The owners need to be provided with funds for retirement; they
usually want to avoid requiring heirs to have capital equal to the company’s value, and they desire to keep majority ownership and control of the company within the family. With minority recapitalizations, owners are able to reduce the amount of shares they hold in
the business without selling off
their stake.
Financial burdens for the business owners’ successors are then
avoided. Before considering a
minority ownership recap, however, boomer business owners should have a solid understanding of the uses, terms and providers of
mezzanine financing. As the name suggests, mezzanine capital fills the gap between what the senior bank
is willing to lend, the available equity and the total need for the transaction. In order to determine the maximum debt capacity of a company, issuers and investors will consider a ratio of total funded
debt-to-EBITDA of 4. Other
factors that are considered include the company’s industry, amount of recurring capital expenditures for the business and strength and depth of the management team.
Understanding Mezz Financing
Mezzanine or subordinated debt is inherently a debt product, with a governing loan agreement and norms that control the underlying security.
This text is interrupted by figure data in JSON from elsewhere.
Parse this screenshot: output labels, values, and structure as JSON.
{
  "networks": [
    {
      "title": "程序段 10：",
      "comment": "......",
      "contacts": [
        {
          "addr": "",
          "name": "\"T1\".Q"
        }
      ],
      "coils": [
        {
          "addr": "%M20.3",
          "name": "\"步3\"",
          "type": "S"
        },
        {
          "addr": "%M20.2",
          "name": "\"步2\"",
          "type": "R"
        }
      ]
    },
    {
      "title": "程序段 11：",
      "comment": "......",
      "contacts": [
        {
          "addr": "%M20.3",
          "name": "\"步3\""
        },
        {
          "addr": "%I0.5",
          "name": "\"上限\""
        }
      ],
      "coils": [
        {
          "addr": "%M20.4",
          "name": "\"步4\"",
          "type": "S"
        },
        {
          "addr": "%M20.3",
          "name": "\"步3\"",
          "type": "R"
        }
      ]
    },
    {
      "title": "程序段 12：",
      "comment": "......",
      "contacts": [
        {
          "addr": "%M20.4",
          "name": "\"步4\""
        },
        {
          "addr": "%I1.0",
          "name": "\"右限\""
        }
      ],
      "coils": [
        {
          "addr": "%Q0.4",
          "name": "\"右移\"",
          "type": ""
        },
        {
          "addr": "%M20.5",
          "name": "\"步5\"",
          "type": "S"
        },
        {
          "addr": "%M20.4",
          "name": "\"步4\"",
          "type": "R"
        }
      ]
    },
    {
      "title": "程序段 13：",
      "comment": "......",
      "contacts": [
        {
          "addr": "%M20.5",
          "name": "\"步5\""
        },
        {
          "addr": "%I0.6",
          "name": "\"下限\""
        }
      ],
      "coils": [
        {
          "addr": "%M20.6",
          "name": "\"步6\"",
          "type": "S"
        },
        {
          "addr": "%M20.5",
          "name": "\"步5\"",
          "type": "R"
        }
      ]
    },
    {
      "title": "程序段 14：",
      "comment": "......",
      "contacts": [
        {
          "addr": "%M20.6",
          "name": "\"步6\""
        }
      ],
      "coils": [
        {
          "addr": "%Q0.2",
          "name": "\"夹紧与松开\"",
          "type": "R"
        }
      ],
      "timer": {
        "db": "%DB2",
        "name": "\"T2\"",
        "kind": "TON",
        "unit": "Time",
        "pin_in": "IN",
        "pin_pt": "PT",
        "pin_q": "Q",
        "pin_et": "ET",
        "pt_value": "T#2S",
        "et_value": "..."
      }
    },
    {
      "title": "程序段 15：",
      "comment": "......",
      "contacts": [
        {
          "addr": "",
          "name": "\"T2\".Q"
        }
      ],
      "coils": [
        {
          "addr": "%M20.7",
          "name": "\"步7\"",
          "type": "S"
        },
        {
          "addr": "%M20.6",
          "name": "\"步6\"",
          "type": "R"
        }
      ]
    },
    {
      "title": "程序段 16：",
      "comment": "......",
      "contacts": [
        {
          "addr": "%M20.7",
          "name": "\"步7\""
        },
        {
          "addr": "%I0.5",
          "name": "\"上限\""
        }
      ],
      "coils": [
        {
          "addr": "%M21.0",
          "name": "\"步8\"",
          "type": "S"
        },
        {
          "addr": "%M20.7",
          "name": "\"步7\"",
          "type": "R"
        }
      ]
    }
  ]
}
The term of subordinated debt is longer than conventional bank financing, with maturities ranging from five to 10 years, with minimal amortization during the early periods and larger or bullet payments near or at the maturity date.
Equally as important as a knowledge of the uses and terms of mezzanine financing is an understanding of the types of mezzanine providers.
Not all mezzanine providers are
created equal. Most firms fall
into the category of “sponsored mezzanine.” Sponsored mezzanine firms utilize mezzanine financing to round out the capital structure of a company when it’s being purchased.
There are a few private equity
firms that focus on “sponsorless
mezzanine” in which the mezzanine provider invests directly into a
situation where the stakeholders
are not professional investor –
typically, a privately held or
family-held business.
When considering a sponsorless transaction, business owners should
interview the mezzanine provider on its investment philosophy and
conduct reference checks with existing and previous portfolio
companies (including those that have not performed well) to
understand how the provider reacts during adverse circumstances.
Mezzanine financing may not be the right fit for every boomer
business owner thinking about retirement, but a minority ownership
recapitalization can provide an ideal financing option for those
in certain circumstances, including when it is time to pass the
business on to a family member without the successor having to buy
the business outright.
Other situations that may be opportune for a mezzanine financing
transaction are when business owners want to raise capital to
expand the business or when owners of a privately held company
seek a liquidity event but do not want to give up economic or
operational control. Whatever the situation, when executed
properly, and with the right provider, mezzanine financing can let
boomer business owners have their cake and eat it too.